What do you do when you're sick of drunk people urinating on the walls of your city, stinking the place up? Well, if you're as savvy as the community of St Pauli, the red light district in the Germany city of Hamburg, you turn to science.
The district, which is one of the main party areas in the city, has now sprayed its most-frequented walls in hydrophobic paint, which is so repellant to liquid that it rolls, or sometimes bounces, right off the surface. This means that now when someone pees on one of these walls, the wall pees back.
As you can see in the video below, this paint is pretty powerful stuff, and it's capable of sending a jet-stream of pee right back onto the shoes of the urinator (which the Germans call "wildpinkler" or "wild urinator" in English). It's like immediate karma, and we love the idea so much.
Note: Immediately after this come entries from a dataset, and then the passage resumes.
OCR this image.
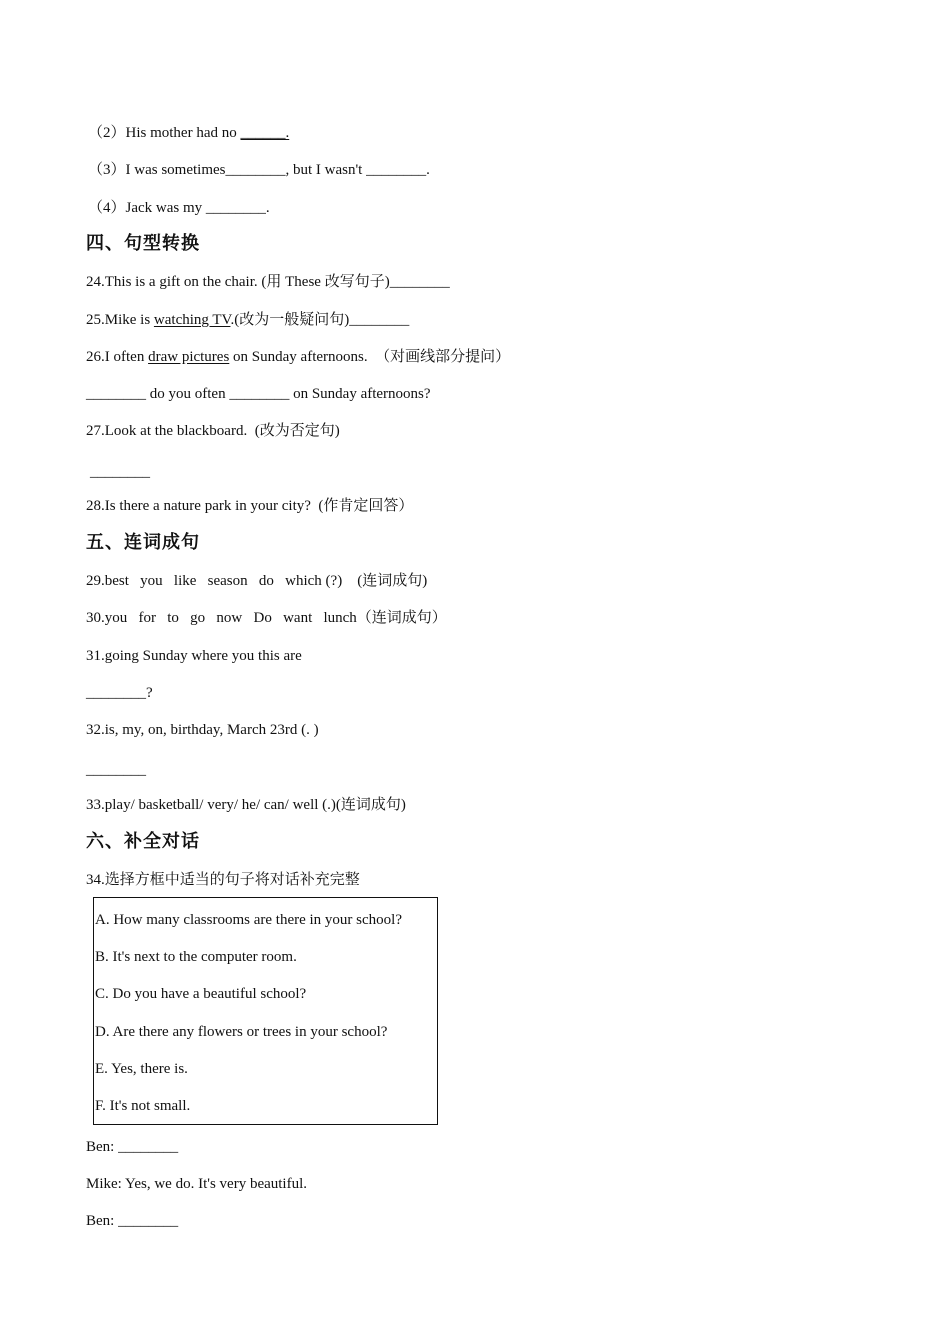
（2）His mother had no ______.
（3）I was sometimes________, but I wasn't ________.
（4）Jack was my ________.
四、句型转换
24.This is a gift on the chair. (用 These 改写句子)________
25.Mike is watching TV.(改为一般疑问句)________
26.I often draw pictures on Sunday afternoons.  （对画线部分提问）
________ do you often ________ on Sunday afternoons?
27.Look at the blackboard.  (改为否定句)
________
28.Is there a nature park in your city?  (作肯定回答）
五、连词成句
29.best   you   like   season   do   which (?)    (连词成句)
30.you   for   to   go   now   Do   want   lunch（连词成句）
31.going Sunday where you this are
________?
32.is, my, on, birthday, March 23rd (. )
________
33.play/ basketball/ very/ he/ can/ well (.)(连词成句)
六、补全对话
34.选择方框中适当的句子将对话补充完整
A. How many classrooms are there in your school?
B. It's next to the computer room.
C. Do you have a beautiful school?
D. Are there any flowers or trees in your school?
E. Yes, there is.
F. It's not small.
Ben: ________
Mike: Yes, we do. It's very beautiful.
Ben: ________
The locals are hoping that not only will the paint get the message out there loud and clear that walls aren't for pissing on, but they also hope that it will help keep the area looking (and smelling nice) for longer.
The downside is that the hydrophobic paint is pretty expensive - the organisers told Reuters that it cost around A$700 to spray a six-square metre area. But they believe the costs will balance out with the drop in cleaning costs.
"If you compare the work involved for daily cleaning of the mess and the awful smell, as well as all the collateral damage involved, it has definitely been well worth it," Julia Staron, who organised the resident group, told Reuters.
And maybe, just maybe, the splash-back effect will be enough to get guys (and girls) to use toilets when drunk, not any old alleyway they stumble down.
In the meantime, we'd sadistically love to see someone try to pee against this laser-etched super-hydrophobic metal created earlier this year. Because liquid sure can bounce off of that bad boy.